In a large bowl, mix together the spelt flour, sesame seeds, salt, molasses, baking soda and milk until well blended. Divide the batter evenly between the prepared pans.
Bake for 1 hour and 10 minutes in the preheated oven, or until golden. Place a tin of the same size over the top of the loaf while baking and it will give it a lovely crust.
Spelt was grown originally in Iran between 5000-6000 BC and found its way to Europe 300 years ago and to North America about a century ago.  The Germans use it to make bread and beer and in Italy gourmet pizza crusts are baked from it.

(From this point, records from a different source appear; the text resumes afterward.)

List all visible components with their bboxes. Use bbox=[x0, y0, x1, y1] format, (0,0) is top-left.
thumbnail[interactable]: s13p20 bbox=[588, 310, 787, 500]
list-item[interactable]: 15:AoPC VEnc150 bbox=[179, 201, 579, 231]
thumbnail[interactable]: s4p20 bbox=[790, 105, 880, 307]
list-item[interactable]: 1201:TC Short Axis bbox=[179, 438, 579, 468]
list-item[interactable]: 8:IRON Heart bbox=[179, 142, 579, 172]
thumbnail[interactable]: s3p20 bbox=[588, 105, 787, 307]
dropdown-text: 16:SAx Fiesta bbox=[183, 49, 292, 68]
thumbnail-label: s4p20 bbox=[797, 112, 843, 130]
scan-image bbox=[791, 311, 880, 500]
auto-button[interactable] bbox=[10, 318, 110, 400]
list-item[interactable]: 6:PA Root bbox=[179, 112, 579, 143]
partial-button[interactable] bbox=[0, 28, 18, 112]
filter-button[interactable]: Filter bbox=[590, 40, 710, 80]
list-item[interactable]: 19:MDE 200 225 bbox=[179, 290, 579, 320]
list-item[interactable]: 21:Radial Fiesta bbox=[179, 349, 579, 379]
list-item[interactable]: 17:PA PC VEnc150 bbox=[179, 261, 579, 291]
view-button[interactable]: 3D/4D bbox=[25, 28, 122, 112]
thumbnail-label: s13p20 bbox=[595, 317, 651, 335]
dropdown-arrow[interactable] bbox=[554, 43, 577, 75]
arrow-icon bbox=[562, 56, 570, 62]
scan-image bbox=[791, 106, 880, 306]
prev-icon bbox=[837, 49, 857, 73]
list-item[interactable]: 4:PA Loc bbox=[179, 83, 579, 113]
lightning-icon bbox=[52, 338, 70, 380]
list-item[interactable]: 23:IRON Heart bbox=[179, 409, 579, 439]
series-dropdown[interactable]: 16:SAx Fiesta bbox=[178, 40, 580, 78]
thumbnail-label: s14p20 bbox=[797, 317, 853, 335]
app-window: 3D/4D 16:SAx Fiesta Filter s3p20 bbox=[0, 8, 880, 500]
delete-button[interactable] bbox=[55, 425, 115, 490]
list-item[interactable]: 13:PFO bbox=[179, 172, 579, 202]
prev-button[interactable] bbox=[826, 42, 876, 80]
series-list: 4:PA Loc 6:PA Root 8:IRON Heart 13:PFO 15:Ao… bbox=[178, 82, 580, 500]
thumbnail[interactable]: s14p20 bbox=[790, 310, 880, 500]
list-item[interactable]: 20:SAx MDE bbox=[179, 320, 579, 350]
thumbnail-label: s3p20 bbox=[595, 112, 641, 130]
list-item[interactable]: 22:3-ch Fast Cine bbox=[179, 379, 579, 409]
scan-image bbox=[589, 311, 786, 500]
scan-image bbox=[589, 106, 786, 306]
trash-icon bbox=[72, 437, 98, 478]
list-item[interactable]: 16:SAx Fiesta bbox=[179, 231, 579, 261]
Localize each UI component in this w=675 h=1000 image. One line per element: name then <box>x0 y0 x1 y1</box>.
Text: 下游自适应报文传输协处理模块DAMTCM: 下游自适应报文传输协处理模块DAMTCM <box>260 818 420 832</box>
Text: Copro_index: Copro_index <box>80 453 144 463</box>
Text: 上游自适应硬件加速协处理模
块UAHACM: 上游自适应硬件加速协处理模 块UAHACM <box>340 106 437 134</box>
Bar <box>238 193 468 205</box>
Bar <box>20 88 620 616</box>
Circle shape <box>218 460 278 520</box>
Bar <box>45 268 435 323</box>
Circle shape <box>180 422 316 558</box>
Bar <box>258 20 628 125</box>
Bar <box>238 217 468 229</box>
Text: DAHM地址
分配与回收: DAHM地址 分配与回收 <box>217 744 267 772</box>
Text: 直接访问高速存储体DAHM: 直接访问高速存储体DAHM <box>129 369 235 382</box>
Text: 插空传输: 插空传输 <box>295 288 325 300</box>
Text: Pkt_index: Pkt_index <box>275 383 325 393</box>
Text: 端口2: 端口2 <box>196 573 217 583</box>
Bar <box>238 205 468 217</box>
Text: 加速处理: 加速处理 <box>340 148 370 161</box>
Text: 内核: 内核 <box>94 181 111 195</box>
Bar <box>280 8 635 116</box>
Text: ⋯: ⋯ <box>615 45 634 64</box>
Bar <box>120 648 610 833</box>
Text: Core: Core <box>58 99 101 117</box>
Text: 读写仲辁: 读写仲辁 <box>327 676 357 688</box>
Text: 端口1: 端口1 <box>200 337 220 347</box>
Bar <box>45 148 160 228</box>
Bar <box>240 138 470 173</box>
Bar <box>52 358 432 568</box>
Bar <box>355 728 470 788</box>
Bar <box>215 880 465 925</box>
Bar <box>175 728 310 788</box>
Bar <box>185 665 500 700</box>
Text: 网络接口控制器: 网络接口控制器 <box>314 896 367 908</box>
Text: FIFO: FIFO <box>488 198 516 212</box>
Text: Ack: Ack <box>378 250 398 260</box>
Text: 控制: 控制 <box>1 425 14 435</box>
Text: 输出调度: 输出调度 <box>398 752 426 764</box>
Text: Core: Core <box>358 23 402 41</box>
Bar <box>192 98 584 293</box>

I you use spelt in place of whole wheat flour you’ll enjoy its sweet nutty flavor.  It is higher in protein than wheat.  Spelt flour can be found in the gourmet section of some grocery stores or at the health food store.  Spelt’s high water solubility properties make it easy for the body to absorb its nutrients which include a large amount of the B - complex vitamins.  This ancient grain is also a great source of fiber and it has 10-25% more protein than normal wheat.  Growers of spelt do not need to use insecticides as the protective husk of this grain not only “traps” flavor inside but it also prevents insects from eating the berries.
So, how do you use spelt?  Do you have any favorite spelt recipes?